By the way, Jeff, this is one of my favorite write-ups of yours. Really thorough and analytic with a good amount of voice. Just my opinion as someone who reads pretty much everything you write, not an actual judgment. Mere appreciation.
IGNORE ME
Perhaps if they just got rid of replay, x-mo, etc. in the TV broadcasts and the ballparks then it'd be alright
Basically, make it so that everyone’s experience is the same – guy at home on TV sees the play just once, just like guy in the stands, just like the umpire at the plate.
Either use technology correctly and consistently to its full advantage, to be able to measure strike zones and foul lines to a fraction of an inch and timing to a fraction of a second… or don’t use it at all anywhere, if one is truly committed to the “human game played by humans” approach.
The pictures of Pujols hitting that HR, they played that back a few times
I was amazed at the adjustment he made with his swing, it looked like he was expecting a pitch down and in when he started that swing.
Watching it again at full speed it doesn't look like much, maybe it was just the way it looks when they slow it down
The game looks a lot different with the high definition cameras than what I’m used to
After watching the Seahawks game today...

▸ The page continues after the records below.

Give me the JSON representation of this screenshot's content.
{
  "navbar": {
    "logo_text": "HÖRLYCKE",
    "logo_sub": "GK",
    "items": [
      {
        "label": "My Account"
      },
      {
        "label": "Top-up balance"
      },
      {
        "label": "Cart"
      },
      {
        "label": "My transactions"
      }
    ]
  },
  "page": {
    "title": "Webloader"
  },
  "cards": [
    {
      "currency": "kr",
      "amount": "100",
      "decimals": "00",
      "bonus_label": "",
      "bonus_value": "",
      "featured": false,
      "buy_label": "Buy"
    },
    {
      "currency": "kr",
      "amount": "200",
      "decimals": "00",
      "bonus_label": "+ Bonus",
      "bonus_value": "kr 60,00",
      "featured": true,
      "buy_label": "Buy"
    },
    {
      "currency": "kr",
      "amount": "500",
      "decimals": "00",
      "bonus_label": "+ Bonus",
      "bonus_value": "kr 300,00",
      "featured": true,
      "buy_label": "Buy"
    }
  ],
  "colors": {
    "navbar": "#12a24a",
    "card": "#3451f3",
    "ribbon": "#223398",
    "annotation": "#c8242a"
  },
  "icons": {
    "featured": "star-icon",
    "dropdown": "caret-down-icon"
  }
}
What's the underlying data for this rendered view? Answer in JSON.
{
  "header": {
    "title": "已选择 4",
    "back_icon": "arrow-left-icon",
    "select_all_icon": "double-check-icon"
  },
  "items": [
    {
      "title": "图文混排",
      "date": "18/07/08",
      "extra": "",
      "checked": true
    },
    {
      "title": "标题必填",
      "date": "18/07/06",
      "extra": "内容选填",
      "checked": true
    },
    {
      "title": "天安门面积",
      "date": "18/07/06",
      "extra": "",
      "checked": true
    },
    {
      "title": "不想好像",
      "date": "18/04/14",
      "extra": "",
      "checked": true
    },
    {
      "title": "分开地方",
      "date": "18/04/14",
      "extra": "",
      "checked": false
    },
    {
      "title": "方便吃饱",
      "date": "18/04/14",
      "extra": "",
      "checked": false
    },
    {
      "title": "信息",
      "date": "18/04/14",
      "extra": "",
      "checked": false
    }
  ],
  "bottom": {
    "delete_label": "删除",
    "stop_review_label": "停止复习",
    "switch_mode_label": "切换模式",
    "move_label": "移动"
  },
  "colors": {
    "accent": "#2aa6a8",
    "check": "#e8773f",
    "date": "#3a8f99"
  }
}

I am reminded that regardless how good the officiating could be, you aren’t going to get good officiating until you actual spend some time and money publicly evaluating it.
It is time to publicly evaluate all sports officials, and fine, suspend, or fire the bad ones.
A person doesn’t have to do their job well if there is no ramifications for doing it wrong.
All officials in every major sport
are evaluated. There’s no conflict of interest here, the leagues want the best officials too.
by Matthew on Oct 23, 2011 2:29 PM PDT up reply actions 3 recs
Perhaps...
But I have yet to see a series of fines and suspensions handed out for poor officiating. It literally takes a official going to prison before you hear about ANY punishment occurring for a bad official.
For example, Angel Hernandez is such a bad official that every follower of baseball knows that when he is behind the plate that a horrible game is going to be called. But he’s not fired. To have him behind the plate is like allowing Scott Spezio to still be playing.
It’s not that I don’t think the leagues want bad officials. I just think that they’re too arrogant to believe that they might have some very serious problems with their officiating.
Not "perhaps". It's how it is.
And no wonder that you don’t hear about it. That’s a no-win story for the leagues that they’re not compelled to disclose.
by Matthew on Oct 23, 2011 5:16 PM PDT up reply actions 2 recs
No league evaluates its officials publicly
That would be the equivalent of putting the official on the local morning douchebag sports shout radio show and letting Jersey Bob or Packfan125 evaluate the referee.
Just because you don’t see it doesn’t mean it doesn’t happen.